Comment peut-on mourir en France sans que personne ne s’en aperçoive ?
Comment peut-on mourir aujourd’hui en France sans que personne s’en aperçoive ? Disparaître pendant des années sans éveiller les soupçons de son entourage ni de l’administration ? La découverte effectuée à Cannes pose la question du fonctionnement de notre société.
« Mort sociale »
Si la personne n’est plus en contact avec les membres de sa famille, qu’elle n’a ni amis ni médecin traitant, qu’elle n’est pas suivie par les services sociaux et n’est pas imposable, elle disparaît des radars. Un phénomène qui s’apparente à une première mort, sociale.
Avec le système du prélèvement automatique auquel nous avons majoritairement recours, pour le remboursement d’un crédit ou le paiement du loyer, des factures d’électricité, des assurances, le règlement des impôts, aucun organisme n’est en mesure de s’apercevoir que le titulaire du compte prélevé est décédé, du moins aussi longtemps que le compte bancaire est suffisamment crédité.

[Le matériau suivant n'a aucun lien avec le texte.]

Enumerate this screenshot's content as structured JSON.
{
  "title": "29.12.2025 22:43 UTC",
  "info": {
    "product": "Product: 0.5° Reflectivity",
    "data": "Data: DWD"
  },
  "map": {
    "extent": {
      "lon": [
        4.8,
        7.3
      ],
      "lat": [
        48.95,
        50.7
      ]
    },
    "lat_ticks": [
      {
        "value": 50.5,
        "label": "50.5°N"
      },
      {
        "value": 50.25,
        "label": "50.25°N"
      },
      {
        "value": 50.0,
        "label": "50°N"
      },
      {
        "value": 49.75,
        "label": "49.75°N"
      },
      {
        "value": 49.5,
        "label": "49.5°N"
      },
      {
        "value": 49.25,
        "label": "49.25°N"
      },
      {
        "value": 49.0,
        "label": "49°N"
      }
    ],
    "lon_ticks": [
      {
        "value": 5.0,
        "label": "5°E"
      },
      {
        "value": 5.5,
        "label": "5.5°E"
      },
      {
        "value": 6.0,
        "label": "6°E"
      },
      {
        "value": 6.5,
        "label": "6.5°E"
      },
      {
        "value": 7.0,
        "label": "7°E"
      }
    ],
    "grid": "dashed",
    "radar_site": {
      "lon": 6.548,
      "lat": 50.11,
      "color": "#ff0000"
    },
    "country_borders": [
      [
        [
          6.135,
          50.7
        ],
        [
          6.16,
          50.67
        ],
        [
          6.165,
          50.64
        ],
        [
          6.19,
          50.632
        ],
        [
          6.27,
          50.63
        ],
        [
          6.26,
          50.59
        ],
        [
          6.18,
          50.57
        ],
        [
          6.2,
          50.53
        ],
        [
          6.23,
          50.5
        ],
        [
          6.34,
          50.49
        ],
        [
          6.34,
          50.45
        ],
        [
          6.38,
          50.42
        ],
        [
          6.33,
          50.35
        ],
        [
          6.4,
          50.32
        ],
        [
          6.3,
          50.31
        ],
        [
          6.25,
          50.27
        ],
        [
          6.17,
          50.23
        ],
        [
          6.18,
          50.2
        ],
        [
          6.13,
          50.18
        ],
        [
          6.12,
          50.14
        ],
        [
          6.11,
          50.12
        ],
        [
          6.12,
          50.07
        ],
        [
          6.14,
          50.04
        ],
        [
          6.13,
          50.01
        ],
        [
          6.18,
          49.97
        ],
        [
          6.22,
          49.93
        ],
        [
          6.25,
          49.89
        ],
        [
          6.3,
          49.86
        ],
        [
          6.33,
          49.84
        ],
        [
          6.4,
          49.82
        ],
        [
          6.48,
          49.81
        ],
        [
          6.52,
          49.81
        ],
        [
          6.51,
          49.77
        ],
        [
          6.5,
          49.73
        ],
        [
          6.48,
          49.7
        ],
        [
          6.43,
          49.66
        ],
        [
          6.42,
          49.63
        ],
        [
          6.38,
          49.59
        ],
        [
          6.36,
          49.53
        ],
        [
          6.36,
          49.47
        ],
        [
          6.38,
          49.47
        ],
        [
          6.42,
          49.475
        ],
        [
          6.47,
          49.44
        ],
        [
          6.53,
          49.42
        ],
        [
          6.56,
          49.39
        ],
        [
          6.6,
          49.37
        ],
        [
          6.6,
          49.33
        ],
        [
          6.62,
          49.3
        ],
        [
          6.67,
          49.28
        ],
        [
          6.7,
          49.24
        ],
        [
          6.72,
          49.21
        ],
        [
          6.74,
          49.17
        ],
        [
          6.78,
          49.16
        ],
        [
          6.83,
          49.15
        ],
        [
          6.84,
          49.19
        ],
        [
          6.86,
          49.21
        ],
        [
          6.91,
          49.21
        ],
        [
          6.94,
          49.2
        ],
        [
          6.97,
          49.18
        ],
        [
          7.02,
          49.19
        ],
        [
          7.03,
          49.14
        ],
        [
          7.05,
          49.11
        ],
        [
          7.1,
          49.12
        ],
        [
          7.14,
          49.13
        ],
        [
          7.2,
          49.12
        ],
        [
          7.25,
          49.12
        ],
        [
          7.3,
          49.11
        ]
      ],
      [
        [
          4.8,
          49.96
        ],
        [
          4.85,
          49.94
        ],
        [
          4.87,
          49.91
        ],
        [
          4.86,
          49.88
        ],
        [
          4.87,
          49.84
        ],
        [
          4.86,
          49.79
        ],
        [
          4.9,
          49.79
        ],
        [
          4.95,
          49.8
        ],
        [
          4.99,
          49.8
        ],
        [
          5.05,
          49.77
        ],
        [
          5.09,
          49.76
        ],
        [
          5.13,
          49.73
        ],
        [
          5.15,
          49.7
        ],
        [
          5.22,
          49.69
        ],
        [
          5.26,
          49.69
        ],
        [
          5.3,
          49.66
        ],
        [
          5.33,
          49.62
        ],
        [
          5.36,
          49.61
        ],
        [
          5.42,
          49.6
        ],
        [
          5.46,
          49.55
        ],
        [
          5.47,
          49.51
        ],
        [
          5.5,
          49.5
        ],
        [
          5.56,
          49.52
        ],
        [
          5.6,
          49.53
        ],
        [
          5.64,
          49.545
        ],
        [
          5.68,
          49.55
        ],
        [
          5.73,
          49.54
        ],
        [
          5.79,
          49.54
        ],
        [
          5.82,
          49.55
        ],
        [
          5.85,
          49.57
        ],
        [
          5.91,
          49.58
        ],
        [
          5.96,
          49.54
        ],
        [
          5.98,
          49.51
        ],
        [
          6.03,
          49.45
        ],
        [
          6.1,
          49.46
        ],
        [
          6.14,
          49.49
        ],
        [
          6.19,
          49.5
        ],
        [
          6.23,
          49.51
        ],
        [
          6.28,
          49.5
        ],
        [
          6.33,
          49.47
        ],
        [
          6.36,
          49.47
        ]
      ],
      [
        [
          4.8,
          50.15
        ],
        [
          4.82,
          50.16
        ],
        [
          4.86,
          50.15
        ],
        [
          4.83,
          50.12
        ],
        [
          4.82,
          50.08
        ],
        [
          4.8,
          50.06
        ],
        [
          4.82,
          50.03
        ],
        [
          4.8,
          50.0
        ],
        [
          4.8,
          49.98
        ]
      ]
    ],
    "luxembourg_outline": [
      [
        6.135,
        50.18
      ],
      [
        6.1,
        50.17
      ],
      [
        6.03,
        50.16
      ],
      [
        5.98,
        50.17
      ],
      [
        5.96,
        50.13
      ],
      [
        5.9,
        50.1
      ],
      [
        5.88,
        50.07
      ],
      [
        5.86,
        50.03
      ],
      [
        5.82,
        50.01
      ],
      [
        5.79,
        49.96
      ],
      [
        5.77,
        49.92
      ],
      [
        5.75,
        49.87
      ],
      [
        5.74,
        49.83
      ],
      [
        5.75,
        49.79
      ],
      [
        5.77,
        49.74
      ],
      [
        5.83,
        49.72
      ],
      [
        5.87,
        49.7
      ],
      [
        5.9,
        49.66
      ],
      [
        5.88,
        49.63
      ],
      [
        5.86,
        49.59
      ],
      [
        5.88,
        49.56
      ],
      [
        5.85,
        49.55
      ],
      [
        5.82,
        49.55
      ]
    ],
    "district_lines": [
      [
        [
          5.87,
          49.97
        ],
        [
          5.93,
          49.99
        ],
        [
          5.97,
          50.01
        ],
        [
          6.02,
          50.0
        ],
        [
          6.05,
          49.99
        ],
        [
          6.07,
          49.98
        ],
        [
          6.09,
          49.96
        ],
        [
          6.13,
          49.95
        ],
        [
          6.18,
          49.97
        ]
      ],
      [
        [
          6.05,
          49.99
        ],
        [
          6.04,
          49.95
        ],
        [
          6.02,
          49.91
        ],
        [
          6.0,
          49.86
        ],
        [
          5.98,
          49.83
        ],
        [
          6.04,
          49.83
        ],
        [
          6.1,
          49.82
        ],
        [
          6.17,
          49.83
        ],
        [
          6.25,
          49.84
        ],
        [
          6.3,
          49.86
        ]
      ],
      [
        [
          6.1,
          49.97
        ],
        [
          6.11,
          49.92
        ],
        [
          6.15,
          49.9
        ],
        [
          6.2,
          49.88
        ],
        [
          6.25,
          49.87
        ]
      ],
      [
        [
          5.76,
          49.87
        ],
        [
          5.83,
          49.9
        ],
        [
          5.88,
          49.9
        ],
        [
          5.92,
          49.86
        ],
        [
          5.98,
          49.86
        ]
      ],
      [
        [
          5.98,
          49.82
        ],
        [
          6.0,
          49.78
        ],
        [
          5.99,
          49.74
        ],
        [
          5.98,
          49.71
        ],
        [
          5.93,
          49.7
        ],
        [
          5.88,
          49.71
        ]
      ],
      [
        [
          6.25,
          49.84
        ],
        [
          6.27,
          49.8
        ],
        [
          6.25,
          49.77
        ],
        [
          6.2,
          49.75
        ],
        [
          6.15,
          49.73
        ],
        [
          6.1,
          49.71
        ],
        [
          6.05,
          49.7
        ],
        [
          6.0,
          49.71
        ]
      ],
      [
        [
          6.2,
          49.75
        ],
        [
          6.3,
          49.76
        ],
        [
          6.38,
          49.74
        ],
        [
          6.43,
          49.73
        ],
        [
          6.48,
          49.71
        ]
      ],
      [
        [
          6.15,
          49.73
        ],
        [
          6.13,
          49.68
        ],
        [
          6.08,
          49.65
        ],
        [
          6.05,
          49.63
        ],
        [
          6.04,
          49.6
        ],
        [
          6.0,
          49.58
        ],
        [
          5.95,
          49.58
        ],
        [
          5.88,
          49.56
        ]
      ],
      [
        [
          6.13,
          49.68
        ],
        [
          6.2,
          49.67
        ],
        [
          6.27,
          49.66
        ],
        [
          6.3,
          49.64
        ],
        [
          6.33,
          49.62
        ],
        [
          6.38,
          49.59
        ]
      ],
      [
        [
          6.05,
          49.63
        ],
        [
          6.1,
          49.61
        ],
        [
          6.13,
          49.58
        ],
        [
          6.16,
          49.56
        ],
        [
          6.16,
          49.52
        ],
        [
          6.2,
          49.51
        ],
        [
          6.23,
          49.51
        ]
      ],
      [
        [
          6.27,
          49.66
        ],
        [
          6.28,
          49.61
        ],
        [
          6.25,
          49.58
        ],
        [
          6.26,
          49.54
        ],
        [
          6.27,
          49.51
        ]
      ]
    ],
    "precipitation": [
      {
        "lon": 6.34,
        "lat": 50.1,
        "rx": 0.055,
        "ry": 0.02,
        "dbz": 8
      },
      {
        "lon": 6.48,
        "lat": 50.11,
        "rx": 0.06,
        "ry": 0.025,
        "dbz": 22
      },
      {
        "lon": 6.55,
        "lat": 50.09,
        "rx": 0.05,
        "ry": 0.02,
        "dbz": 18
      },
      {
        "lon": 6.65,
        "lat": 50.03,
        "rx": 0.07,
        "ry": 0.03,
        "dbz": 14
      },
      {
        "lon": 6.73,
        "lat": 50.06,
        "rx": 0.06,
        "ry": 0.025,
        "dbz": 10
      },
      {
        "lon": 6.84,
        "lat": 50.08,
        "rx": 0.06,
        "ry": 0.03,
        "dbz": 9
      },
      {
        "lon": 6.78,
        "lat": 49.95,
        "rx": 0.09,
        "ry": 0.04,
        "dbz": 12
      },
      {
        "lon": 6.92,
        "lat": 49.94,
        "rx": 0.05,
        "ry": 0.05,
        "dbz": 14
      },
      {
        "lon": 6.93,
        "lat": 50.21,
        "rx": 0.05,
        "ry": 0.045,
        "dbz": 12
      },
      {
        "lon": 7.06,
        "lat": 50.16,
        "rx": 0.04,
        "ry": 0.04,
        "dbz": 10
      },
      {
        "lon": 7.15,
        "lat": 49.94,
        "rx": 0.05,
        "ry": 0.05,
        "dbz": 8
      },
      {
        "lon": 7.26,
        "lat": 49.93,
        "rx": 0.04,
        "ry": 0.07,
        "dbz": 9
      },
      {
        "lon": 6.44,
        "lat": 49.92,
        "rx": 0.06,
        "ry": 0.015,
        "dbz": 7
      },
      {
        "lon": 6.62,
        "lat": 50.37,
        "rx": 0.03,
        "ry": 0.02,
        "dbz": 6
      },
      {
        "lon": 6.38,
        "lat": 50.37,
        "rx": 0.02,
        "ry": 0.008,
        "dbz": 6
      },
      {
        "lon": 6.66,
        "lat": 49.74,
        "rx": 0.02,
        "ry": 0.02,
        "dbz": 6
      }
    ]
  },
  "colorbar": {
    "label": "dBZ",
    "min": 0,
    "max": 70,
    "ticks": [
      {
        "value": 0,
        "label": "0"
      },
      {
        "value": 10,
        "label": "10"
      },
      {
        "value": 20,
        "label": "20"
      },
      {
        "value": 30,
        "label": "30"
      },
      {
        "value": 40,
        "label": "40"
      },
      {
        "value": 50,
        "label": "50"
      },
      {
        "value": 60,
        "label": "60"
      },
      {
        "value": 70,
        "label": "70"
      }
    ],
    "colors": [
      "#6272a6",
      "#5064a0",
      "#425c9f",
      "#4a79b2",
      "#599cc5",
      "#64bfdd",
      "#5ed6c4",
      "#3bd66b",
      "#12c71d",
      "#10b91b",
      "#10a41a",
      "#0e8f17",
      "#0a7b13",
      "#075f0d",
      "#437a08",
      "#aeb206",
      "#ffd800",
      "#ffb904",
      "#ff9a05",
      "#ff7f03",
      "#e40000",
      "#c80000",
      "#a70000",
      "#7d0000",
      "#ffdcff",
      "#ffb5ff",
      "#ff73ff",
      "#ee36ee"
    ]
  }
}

Depuis le déploiement des compteurs Linky, le relevé de consommation d’électricité se fait à distance. Le gestionnaire du réseau de distribution d’électricité n’a plus besoin d’envoyer un agent relever
les chiffres du compteur. Et si aucune consommation n’est enregistrée, pourquoi s’en alarmerait-il ? Les logements vacants ou résidences secondaires longtemps inoccupées sont nombreuses dans la région.
« Les voisins ont un rôle majeur à jouer »
Ce n’est qu’en cas d’impayé, comme c’est le cas du mort de Cannes, qu’on s’intéresse enfin à votre sort.
« Les voisins ont un rôle majeur à jouer. C’est essentiel depuis la disparition des concierges et le recul des commerces de proximité », estime Dominique Argoud, enseignant-chercheur à l’université Paris-est Créteil, auteur d’une étude sur les solidarités de proximité.
On pensait l’avoir compris après la canicule de 2003, qui aurait causé une surmortalité de 15 000 décès, principalement des personnes âgées et isolées.